I froze on the other end of the line and sat there in stunned silence.
This meant I was failing at hiding everything that I knew would be a burden on my friends. After all, what my friends have been going through is so much more heavy/relevant/exciting than my boring things. And dammit, my other friends haven’t noticed anything was off, so how did this friend know?
Realizing how ridiculous I sounded even inside my own stupid head, I put the brakes on the negativity and figured it out.
It made me uncomfortable to be seen.
Since there was no way to wiggle out of it, I didn’t think. I just spoke whatever came to mind about how I was feeling, not caring how long I talked or what I said. She listened until I finished and then just said gently, “see? that’s a LOT.”. I blew out a long exhale and said, “yeah… I guess it was.”.

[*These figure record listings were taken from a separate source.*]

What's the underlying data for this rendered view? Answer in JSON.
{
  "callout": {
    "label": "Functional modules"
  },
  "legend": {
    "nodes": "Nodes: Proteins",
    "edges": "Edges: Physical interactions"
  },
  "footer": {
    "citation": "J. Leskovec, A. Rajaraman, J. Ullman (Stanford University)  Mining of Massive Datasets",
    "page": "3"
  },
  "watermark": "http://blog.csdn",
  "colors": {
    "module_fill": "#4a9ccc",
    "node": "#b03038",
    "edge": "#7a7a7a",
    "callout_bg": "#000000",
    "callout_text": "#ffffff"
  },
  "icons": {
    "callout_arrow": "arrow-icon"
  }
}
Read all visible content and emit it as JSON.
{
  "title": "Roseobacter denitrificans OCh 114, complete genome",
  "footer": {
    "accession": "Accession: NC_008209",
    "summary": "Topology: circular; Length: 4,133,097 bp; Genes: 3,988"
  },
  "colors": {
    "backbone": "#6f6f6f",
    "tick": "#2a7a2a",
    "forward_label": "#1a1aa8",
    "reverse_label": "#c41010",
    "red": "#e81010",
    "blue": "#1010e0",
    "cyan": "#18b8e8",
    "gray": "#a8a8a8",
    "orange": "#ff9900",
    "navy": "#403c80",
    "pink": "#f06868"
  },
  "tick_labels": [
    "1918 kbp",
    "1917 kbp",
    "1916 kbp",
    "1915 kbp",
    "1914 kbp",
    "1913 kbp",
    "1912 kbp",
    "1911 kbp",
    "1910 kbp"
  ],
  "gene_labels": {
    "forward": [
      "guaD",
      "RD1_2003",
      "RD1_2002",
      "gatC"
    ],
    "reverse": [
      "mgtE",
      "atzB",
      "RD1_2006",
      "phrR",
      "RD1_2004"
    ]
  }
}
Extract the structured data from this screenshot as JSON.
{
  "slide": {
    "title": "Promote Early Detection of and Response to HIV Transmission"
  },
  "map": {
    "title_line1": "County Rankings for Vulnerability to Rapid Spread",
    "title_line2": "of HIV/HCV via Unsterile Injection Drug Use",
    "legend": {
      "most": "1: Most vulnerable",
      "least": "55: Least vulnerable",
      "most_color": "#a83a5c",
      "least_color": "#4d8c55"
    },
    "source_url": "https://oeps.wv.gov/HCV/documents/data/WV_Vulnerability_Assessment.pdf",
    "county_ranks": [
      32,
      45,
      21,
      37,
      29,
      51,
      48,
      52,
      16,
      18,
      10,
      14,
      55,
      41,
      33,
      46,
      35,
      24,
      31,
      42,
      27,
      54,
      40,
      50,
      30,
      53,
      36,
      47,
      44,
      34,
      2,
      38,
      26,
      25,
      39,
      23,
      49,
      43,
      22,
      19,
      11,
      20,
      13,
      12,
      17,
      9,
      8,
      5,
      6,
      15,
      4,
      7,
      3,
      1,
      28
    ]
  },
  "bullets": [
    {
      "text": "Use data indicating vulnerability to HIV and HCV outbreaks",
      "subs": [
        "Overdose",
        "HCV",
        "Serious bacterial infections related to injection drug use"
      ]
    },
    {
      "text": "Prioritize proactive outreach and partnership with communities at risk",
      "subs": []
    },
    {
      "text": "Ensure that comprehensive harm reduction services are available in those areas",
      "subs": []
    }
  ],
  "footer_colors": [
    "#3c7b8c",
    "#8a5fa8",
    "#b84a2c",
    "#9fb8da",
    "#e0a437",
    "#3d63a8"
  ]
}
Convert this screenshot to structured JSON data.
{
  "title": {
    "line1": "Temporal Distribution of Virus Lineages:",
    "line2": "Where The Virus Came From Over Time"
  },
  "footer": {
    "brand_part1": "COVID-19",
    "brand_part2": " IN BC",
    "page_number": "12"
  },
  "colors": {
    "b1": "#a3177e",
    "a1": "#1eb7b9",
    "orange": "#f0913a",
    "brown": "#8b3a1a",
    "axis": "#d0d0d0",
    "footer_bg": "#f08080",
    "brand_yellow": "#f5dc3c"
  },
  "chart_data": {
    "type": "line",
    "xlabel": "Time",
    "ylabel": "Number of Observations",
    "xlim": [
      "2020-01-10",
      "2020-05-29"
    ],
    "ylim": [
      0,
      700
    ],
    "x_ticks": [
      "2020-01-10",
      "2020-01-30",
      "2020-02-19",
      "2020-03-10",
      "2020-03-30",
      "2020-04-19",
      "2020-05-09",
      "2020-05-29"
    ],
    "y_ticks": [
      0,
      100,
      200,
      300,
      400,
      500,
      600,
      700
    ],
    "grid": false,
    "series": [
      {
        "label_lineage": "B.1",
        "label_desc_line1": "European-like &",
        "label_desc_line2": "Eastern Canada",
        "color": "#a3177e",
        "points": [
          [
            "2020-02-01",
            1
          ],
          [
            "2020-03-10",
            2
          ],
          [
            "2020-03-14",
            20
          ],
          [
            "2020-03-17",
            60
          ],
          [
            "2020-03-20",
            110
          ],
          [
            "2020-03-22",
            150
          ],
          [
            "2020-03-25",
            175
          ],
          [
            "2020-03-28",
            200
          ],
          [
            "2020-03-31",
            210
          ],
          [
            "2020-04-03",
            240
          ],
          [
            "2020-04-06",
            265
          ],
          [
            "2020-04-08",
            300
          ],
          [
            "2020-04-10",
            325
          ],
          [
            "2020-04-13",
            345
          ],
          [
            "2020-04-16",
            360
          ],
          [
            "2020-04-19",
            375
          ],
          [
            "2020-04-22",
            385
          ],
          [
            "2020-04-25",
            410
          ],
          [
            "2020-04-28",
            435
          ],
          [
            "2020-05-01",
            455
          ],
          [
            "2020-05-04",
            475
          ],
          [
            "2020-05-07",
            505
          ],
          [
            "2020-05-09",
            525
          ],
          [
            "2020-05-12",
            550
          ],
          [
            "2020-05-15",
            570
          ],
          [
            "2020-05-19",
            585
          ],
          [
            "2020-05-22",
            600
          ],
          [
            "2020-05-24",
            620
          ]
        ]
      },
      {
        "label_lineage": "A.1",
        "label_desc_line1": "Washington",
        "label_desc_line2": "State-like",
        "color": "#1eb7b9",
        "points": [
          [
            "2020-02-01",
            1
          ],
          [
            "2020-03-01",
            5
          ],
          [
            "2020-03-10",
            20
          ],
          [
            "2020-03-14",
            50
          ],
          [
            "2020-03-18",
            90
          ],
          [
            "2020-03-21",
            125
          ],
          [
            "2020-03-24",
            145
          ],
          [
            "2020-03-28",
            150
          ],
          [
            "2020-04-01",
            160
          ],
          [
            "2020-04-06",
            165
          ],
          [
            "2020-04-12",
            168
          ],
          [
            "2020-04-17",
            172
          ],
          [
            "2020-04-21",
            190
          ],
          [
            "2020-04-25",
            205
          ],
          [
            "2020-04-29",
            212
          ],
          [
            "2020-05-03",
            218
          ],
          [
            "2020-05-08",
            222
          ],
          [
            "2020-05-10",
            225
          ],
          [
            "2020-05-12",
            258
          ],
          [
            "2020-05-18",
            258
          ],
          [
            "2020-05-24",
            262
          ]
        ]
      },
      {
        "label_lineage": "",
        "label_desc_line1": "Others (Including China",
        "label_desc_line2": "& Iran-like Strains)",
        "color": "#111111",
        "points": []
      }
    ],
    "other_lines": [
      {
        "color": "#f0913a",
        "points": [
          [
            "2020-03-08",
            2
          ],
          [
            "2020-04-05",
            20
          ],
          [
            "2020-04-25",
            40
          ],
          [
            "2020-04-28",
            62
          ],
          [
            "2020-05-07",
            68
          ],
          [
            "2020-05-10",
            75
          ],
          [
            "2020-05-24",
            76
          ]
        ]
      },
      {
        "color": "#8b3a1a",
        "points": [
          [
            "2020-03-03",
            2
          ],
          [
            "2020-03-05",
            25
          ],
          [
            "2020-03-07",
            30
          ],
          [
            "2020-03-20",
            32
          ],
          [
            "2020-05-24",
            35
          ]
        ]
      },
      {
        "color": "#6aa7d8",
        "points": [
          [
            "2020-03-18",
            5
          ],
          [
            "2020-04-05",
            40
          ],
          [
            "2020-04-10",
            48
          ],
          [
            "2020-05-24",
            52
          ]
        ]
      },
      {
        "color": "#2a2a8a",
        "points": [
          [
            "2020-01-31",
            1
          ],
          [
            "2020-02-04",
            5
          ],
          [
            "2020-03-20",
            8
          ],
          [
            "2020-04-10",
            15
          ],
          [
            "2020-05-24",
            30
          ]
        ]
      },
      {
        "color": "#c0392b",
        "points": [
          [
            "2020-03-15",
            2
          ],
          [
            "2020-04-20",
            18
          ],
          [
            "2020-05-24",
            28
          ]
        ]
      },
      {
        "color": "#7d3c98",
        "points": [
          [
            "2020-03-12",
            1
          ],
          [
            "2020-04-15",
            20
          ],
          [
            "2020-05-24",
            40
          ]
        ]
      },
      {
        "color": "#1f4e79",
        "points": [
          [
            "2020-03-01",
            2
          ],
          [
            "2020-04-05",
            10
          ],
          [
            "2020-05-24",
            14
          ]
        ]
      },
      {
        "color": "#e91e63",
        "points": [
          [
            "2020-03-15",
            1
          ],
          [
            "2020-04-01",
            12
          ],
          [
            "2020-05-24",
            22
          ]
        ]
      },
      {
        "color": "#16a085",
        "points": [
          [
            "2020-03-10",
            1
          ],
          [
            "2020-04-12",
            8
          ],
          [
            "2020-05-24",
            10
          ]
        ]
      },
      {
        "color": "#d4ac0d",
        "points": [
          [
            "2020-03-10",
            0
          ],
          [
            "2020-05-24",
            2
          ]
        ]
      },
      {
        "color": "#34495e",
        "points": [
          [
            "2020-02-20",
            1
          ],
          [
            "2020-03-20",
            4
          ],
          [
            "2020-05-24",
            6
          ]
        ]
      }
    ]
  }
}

Long after we hung up, I thought about how she knew anything was up. It wasn’t like I had let on outwardly that anything was wrong. Because oh, trust me – I have plenty of friends who would race to save me if I walked into a party with my skirt tucked into my thong, toilet paper dragging from a stiletto, and a rockin’ nip-slip going on… you bet I do. And no, I’ve never done that. Yet. But I think it takes a special type of friend to know when you need a lifeline despite the fact that all outward appearances seem to be normal. This one brave woman had the courage to call me out my inner trainwreck when it felt like no one else gave a damn, and I loved her so hard for that.
Everyone needs friends who can see through the brave faces, the insistent ‘I’m fine.”s, and the plain ole bullshit. My friends’ gentle but blunt approach forced me to admit that I’d been shoving my own hurts aside to address the problems of everyone else, as if my own problems were of lesser importance. She made me acknowledge the value of my own needs and wants and admit that my ‘boring things’ are not boring. My things are heavy and relevant and exciting too, and she got it. She got me.
When that light bulb came on it felt like I was the toddler you discover out of bed at two in the morning, butt-naked and covered head to toe in chocolate frosting. I still felt like there was a cold breeze where there shouldn’t be, and I knew I was an absolute mess. But I was grinning anyway.
How could I not feel joy, knowing there are people in my life who love me no matter what kind of wreck I make of things? To have friends that know you better than you know yourself is priceless. Because when it comes down to it, we all just want to be seen, and heard, and truly understood. Even when it’s uncomfortable.